The origin of "HaMakom" was one of the things I looked at when I was sitting
shiv'ah. 8 years ago, and I wasn't sitting with a notebook. As far as I can
tell, it came from bikur cholim, where the Shulchan Aruch tells you to part
with the words: HaMakom yirapei...

: i've heard people say the prayer of "hamakom" at a house of shiva to one
: person in the singular..."hamakom yenachem [oscha]".

As the version of HaMakom we say as part of nichum aveilim wasn't formally
coined by Chazal, I don't think there's value to keeping the grammar constant
just because that's the coined expression.
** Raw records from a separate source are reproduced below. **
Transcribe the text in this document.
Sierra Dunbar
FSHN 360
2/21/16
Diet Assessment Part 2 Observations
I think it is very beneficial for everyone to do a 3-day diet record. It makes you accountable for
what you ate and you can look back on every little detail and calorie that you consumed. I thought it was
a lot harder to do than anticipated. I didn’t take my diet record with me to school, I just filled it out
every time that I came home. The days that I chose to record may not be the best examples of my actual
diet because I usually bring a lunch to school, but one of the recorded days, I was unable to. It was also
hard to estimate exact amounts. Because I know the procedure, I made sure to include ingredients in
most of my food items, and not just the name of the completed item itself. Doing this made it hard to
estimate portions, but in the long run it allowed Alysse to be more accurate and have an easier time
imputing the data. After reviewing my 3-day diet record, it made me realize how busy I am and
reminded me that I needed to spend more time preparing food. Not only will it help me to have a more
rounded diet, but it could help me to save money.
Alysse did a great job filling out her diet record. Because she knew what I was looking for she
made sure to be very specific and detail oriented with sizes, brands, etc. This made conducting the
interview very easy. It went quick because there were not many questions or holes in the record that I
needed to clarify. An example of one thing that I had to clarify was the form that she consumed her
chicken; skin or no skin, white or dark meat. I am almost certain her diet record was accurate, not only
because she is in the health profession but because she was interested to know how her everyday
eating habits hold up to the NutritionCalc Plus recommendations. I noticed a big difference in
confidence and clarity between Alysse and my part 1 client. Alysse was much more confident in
I personally didn't find anyone
who argued this either.

I did find two opinions: According to one notion, you're consoling the
mourner[s] so the grammar appropriate for the particular mourners should be
used: "oshcha", "osach", "eschem", or "eschen".

Others include the soul of the deceased amongst those consoled, so the singular
forms would never be used; it would be "eschem" unless both the deceased and
[all] the mourner[s] were women, in which case "eschen".



When I was sitting shiv'ah, my parents (sheyichyu) were -- and are -- both
alive. My father heard many people say "HaMakom..." followed by something to
the effect of "You should no from no more tza'ar". My father was bothered by
this. In the natural course of events, people outlive their parents. For me
to know no more tza'ar is actually a kelalah that he too would have to sit
shiv'ah for me ch"v, and not the other way around.

He realized what people meant, and wasn't insulted, etc... But you see how
tampering with a crafted minhag isn't a good idea. People don't get insulted
when you still to the standard. Perhaps this is why there are rules about who
pays for what at the chasunah, or who gets first choice of name for which baby.
And a standard "goodbye" for nichum aveilim.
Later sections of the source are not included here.